HSBC shares, which had been trading up 2 percent before the results, fell back and were down 3.1 percent at 689.2 pence by 0910 GMT.

TOUGHER CAPITAL RULES

It's about a billion light at the pretax level and pretty much everybody had said it was going to be $20 billion pretax and $19 billion underlying and it wasn't and they cut the ROE (return on equity) target again so that's the bad news, said MF Global analyst Simon Maughan.

Banks around the world are under pressure from regulators to raise capital to strengthen their balance sheets, in order to prevent a return of the 2008 credit crisis which resulted in the collapse of Lehman Brothers.

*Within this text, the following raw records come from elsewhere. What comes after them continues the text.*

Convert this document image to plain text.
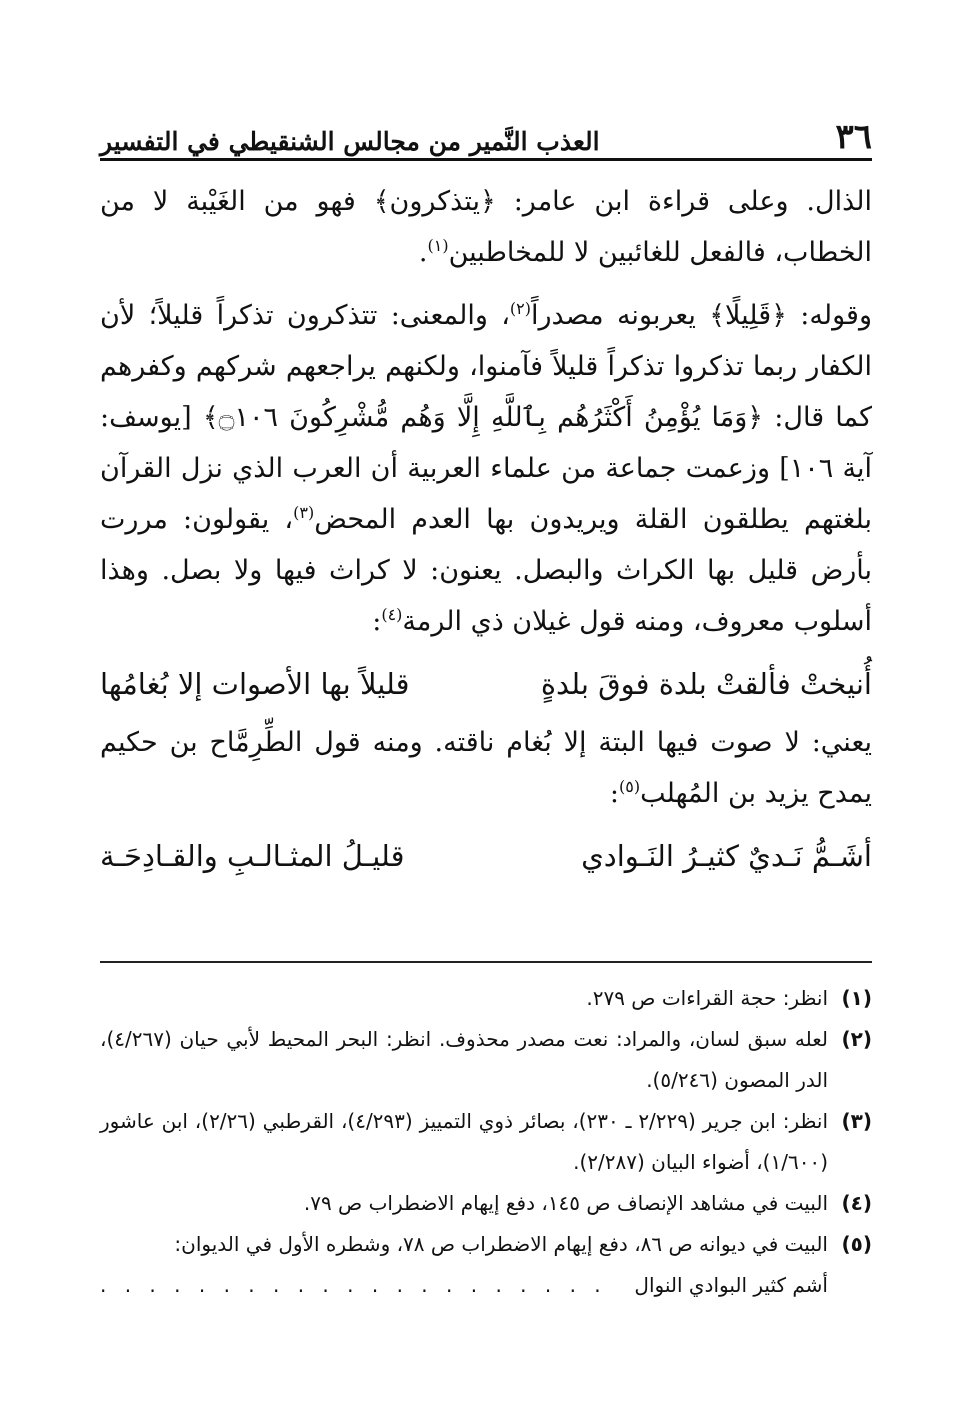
٣٦
العذب النَّمير من مجالس الشنقيطي في التفسير

الذال. وعلى قراءة ابن عامر: ﴿يتذكرون﴾ فهو من الغَيْبة لا من الخطاب، فالفعل للغائبين لا للمخاطبين$^{(١)}$.

وقوله: ﴿قَلِيلًا﴾ يعربونه مصدراً$^{(٢)}$، والمعنى: تتذكرون تذكراً قليلاً؛ لأن الكفار ربما تذكروا تذكراً قليلاً فآمنوا، ولكنهم يراجعهم شركهم وكفرهم كما قال: ﴿وَمَا يُؤْمِنُ أَكْثَرُهُم بِٱللَّهِ إِلَّا وَهُم مُّشْرِكُونَ ۝١٠٦﴾ [يوسف: آية ١٠٦] وزعمت جماعة من علماء العربية أن العرب الذي نزل القرآن بلغتهم يطلقون القلة ويريدون بها العدم المحض$^{(٣)}$، يقولون: مررت بأرض قليل بها الكراث والبصل. يعنون: لا كراث فيها ولا بصل. وهذا أسلوب معروف، ومنه قول غيلان ذي الرمة$^{(٤)}$:

أُنيختْ فألقتْ بلدة فوقَ بلدةٍ
قليلاً بها الأصوات إلا بُغامُها

يعني: لا صوت فيها البتة إلا بُغام ناقته. ومنه قول الطِّرِمَّاح بن حكيم يمدح يزيد بن المُهلب$^{(٥)}$:

أشَـمُّ نَـديٌ كثيـرُ النَـوادي
قليـلُ المثـالـبِ والقـادِحَـة
(١)
انظر: حجة القراءات ص ٢٧٩.
(٢)
لعله سبق لسان، والمراد: نعت مصدر محذوف. انظر: البحر المحيط لأبي حيان (٤/٢٦٧)، الدر المصون (٥/٢٤٦).
(٣)
انظر: ابن جرير (٢/٢٢٩ ـ ٢٣٠)، بصائر ذوي التمييز (٤/٢٩٣)، القرطبي (٢/٢٦)، ابن عاشور (١/٦٠٠)، أضواء البيان (٢/٢٨٧).
(٤)
البيت في مشاهد الإنصاف ص ١٤٥، دفع إيهام الاضطراب ص ٧٩.
(٥)
البيت في ديوانه ص ٨٦، دفع إيهام الاضطراب ص ٧٨، وشطره الأول في الديوان:
أشم كثير البوادي النوال
. . . . . . . . . . . . . . . . . . . . .
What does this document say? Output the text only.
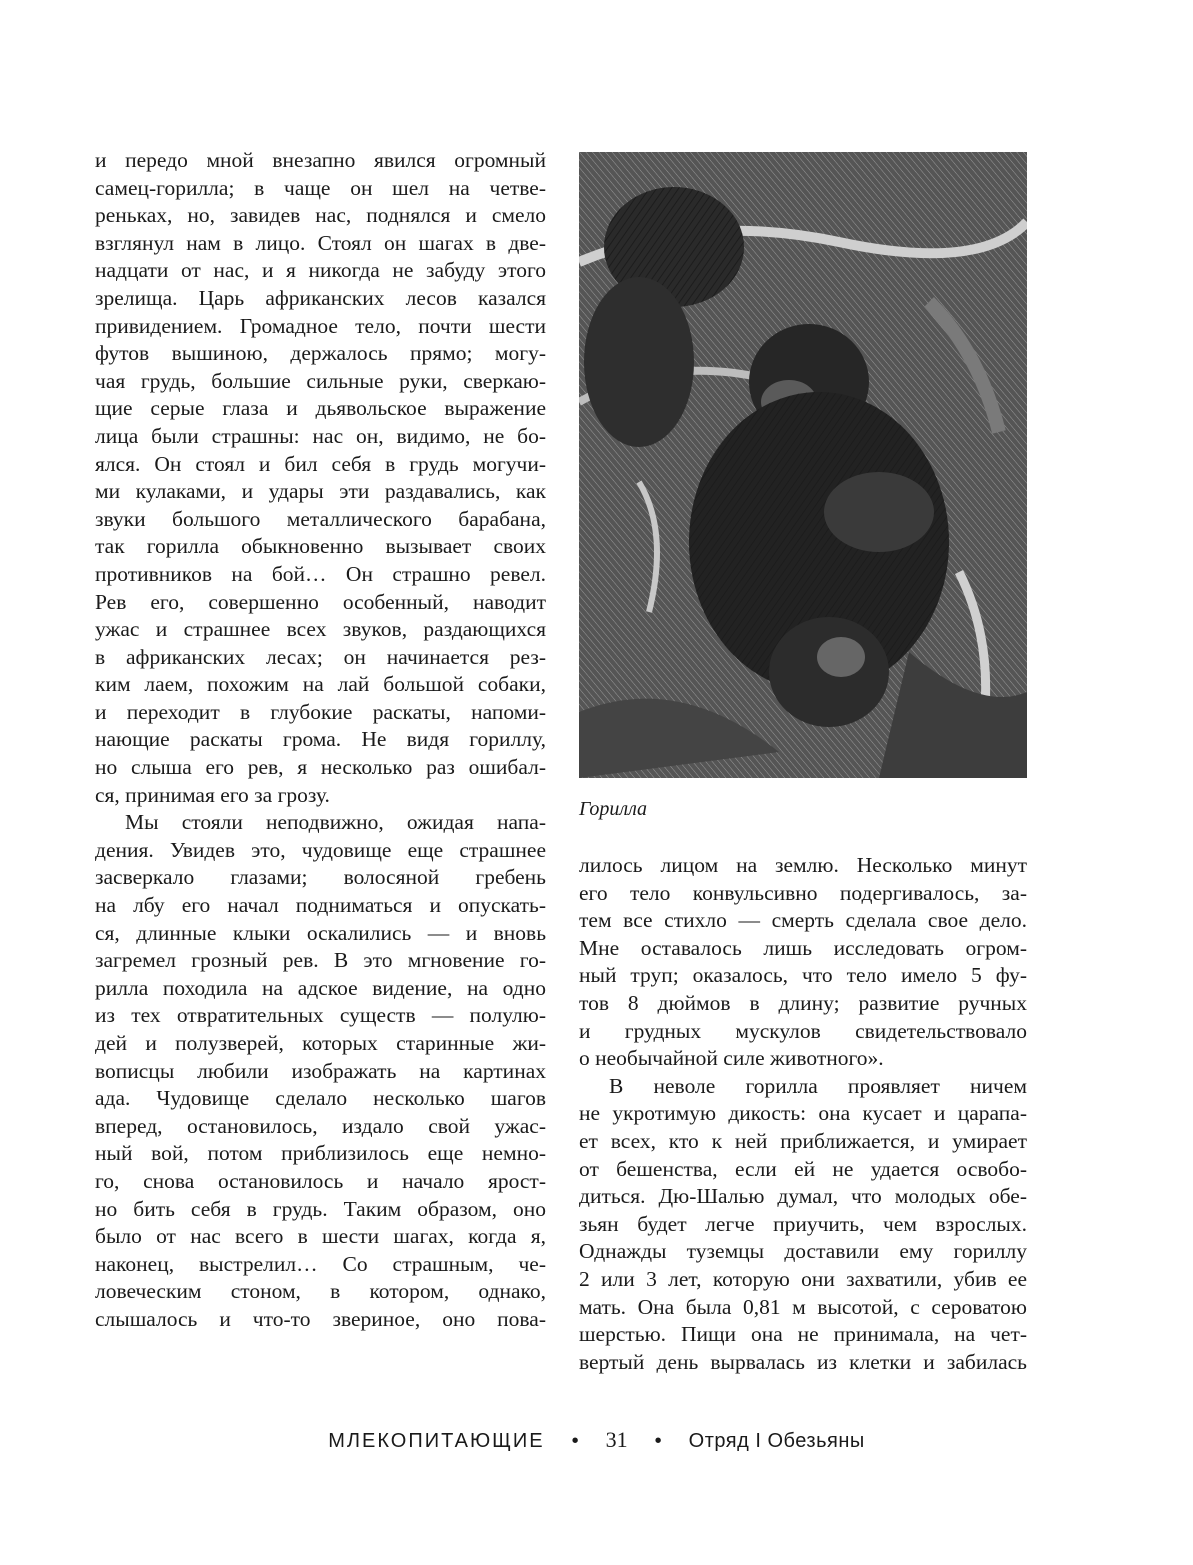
и передо мной внезапно явился огромный
самец-горилла; в чаще он шел на четве-
реньках, но, завидев нас, поднялся и смело
взглянул нам в лицо. Стоял он шагах в две-
надцати от нас, и я никогда не забуду этого
зрелища. Царь африканских лесов казался
привидением. Громадное тело, почти шести
футов вышиною, держалось прямо; могу-
чая грудь, большие сильные руки, сверкаю-
щие серые глаза и дьявольское выражение
лица были страшны: нас он, видимо, не бо-
ялся. Он стоял и бил себя в грудь могучи-
ми кулаками, и удары эти раздавались, как
звуки большого металлического барабана,
так горилла обыкновенно вызывает своих
противников на бой… Он страшно ревел.
Рев его, совершенно особенный, наводит
ужас и страшнее всех звуков, раздающихся
в африканских лесах; он начинается рез-
ким лаем, похожим на лай большой собаки,
и переходит в глубокие раскаты, напоми-
нающие раскаты грома. Не видя гориллу,
но слыша его рев, я несколько раз ошибал-
ся, принимая его за грозу.
Мы стояли неподвижно, ожидая напа-
дения. Увидев это, чудовище еще страшнее
засверкало глазами; волосяной гребень
на лбу его начал подниматься и опускать-
ся, длинные клыки оскалились — и вновь
загремел грозный рев. В это мгновение го-
рилла походила на адское видение, на одно
из тех отвратительных существ — полулю-
дей и полузверей, которых старинные жи-
вописцы любили изображать на картинах
ада. Чудовище сделало несколько шагов
вперед, остановилось, издало свой ужас-
ный вой, потом приблизилось еще немно-
го, снова остановилось и начало ярост-
но бить себя в грудь. Таким образом, оно
было от нас всего в шести шагах, когда я,
наконец, выстрелил… Со страшным, че-
ловеческим стоном, в котором, однако,
слышалось и что-то звериное, оно пова-
Горилла
лилось лицом на землю. Несколько минут
его тело конвульсивно подергивалось, за-
тем все стихло — смерть сделала свое дело.
Мне оставалось лишь исследовать огром-
ный труп; оказалось, что тело имело 5 фу-
тов 8 дюймов в длину; развитие ручных
и грудных мускулов свидетельствовало
о необычайной силе животного».
В неволе горилла проявляет ничем
не укротимую дикость: она кусает и царапа-
ет всех, кто к ней приближается, и умирает
от бешенства, если ей не удается освобо-
диться. Дю-Шалью думал, что молодых обе-
зьян будет легче приучить, чем взрослых.
Однажды туземцы доставили ему гориллу
2 или 3 лет, которую они захватили, убив ее
мать. Она была 0,81 м высотой, с сероватою
шерстью. Пищи она не принимала, на чет-
вертый день вырвалась из клетки и забилась
МЛЕКОПИТАЮЩИЕ • 31 • Отряд I Обезьяны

HSBC's new finance director Iain Mackay said the bank's new, scaled back return on equity target not only reflected the tougher capital requirements for banks but also global economic uncertainty, as highlighted by recent political tensions in the Middle East and north Africa.

We've targeted 12 to 15 percent through the cycle for return on equity, principally taking into consideration what we view as a somewhat unstable and uneven economic recovery over the coming years as well as much higher capital requirements, said Mackay.

HSBC's decision to cut back its return on equity targets followed a similar move by rivals Barclays and Credit Suisse.

Both those lenders scaled back their profitability expectations, saying that their returns would be held in check by regulatory requirements to hold more capital.

Gulliver took over as CEO from Michael Geoghegan at the start of the year. Gulliver, Chairman Douglas Flint and Finance Director Iain MacKay took the helm after a boardroom power struggle erupted in September.

HSBC's annual report, also released on Monday, showed Gulliver was paid 6.2 million pounds last year, when he ran investment banking. That included a 5.2 million pound bonus and compared with 9.8 million pounds in 2009.